MINIMUM LEVEL OF EARNINGS
Note: due to the coronavirus pandemic, the DWP suspended (i.e., did not apply) this rule (the ‘minimum income floor’) between 13 March 2020 and 31 July 2021. From August 2021, if it was suspended in your case, it applies again when the DWP decides that you are still in gainful self-employment, or at the end of any remaining ‘start-up period’ (see here) that was still to run when the minimum income floor was suspended in March 2021. If your business is not affected by the pandemic, the minimum income floor now applies as normal. However, until the end of July 2022, if you can show that your business is affected by the pandemic, your work coach can suspend the minimum income floor for up to two months at a time and six months in total.
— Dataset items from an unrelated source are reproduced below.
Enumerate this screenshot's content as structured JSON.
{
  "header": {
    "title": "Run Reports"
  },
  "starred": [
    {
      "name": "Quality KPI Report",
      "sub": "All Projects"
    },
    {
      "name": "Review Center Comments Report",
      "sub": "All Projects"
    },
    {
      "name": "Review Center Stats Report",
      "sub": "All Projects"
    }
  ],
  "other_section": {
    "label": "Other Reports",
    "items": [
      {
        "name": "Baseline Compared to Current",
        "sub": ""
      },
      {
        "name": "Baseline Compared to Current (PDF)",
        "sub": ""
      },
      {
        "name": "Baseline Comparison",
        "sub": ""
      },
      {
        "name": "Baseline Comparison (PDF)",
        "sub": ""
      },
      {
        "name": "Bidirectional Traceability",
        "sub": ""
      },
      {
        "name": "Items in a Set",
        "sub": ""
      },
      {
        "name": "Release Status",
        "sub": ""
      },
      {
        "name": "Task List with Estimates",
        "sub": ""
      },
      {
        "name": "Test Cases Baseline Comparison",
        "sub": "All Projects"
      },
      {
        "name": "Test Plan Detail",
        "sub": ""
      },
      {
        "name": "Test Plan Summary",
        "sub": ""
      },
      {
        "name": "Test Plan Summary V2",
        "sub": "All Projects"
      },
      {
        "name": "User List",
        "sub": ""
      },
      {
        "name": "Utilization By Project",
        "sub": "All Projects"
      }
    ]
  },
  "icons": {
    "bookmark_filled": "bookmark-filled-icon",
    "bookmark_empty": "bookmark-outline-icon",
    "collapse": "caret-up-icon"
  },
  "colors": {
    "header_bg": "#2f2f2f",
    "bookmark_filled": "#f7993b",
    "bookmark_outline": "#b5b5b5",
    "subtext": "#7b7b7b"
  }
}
If your main work is self-employment but your earnings are low, your UC may be assessed on higher earnings than you have. This is called the ‘minimum income floor’ and is generally at the level of the national minimum wage for the number of hours the DWP expects you to work – usually 35 hours a week. This applies if:
- you are in ‘gainful self-employment’ (see here); and
- you are not in a ‘start-up’ period (see here); and
- you would be subject to all work-related requirements were it not for having the minimum income floor applied. (Having the minimum income floor applied means no work-related requirements can be imposed on you.) If you are not subject to any work-related requirements (for a reason other than having the minimum income floor applied), or just subject to work-focused interviews or work preparation, your actual earnings from self-employment are taken into account, however low they are.
If you are single and the minimum income floor applies to you, your earnings are treated as being at the individual earnings threshold in any assessed income period in which your earned income from self-employment, together with any earnings from employment, is below this level. The individual earnings threshold is the same threshold used to decide your work-related requirements (see here), with a notional amount for tax and NI contributions deducted.
Ben has a window cleaning business. He is single. For the current assessment period, he declares earnings of £300. The DWP works out Ben’s minimum income floor to be £1,280 a month (35 hours a week x £9.50 x 52 ÷ 12 rounded down, less £160 for notional tax and NI contributions). Ben’s UC award for the assessment period is worked out on earnings of £1,280.
If you are in a couple and the minimum income floor applies to you, your combined earnings for the UC assessment are usually your partner’s earnings added to the minimum income floor for you. However, you cannot be treated as having combined earnings of more than a certain amount. This amount is the same as the joint earnings threshold for couples used to decide if there are any work-related requirements to fulfil (see here), but with a notional amount for tax and NI contributions deducted.
- If your actual combined earnings are above the joint earnings threshold, your actual earnings count in the UC assessment, with no minimum income floor.
- If your actual combined earnings (i.e., ignoring the minimum income floor) are below the joint earnings threshold in any assessed income period, your earnings are treated as being the individual earnings threshold (see here) less:
◦a notional amount for tax and NI contributions; and
◦an amount to ensure that, when added to your partner’s earnings, you are not treated as having more than the joint earnings threshold.
If you are a couple but claiming as a single person (e.g., because your partner is a ‘person subject to immigration control’), the minimum income floor does not apply to your partner’s self-employed earnings. Instead, her/his actual earnings are combined with yours.
Sara and Andy are a couple. Andy is a self-employed builder and Sara works part time in a shop. They have a two-year-old child and Sara is the ‘responsible carer’. Andy declares earnings of £500 and Sara £700. The DWP works out Andys minimum income floor to be £1,280 a month (35 hours a week x £9.50 x 52 ÷ 12 rounded down, less £160 for tax and NI contributions).
Andy and Sara’s actual combined earnings are £1,200 (£500 + £700).
This is below their joint earnings threshold of £1,938 (£1,280 for Andy plus £658 for Sara (16 hours a week x £9.50 x 52 ÷ 12 rounded down with no tax or NI contribution deduction at this earnings level)).
Adding Andy’s minimum income floor to Sara’s actual earnings gives £1,980 (£1,280 + £700). This is £42 above their joint earnings threshold of £1,938, so Andy is treated as having earnings of £1,238 (£1,280 – £42).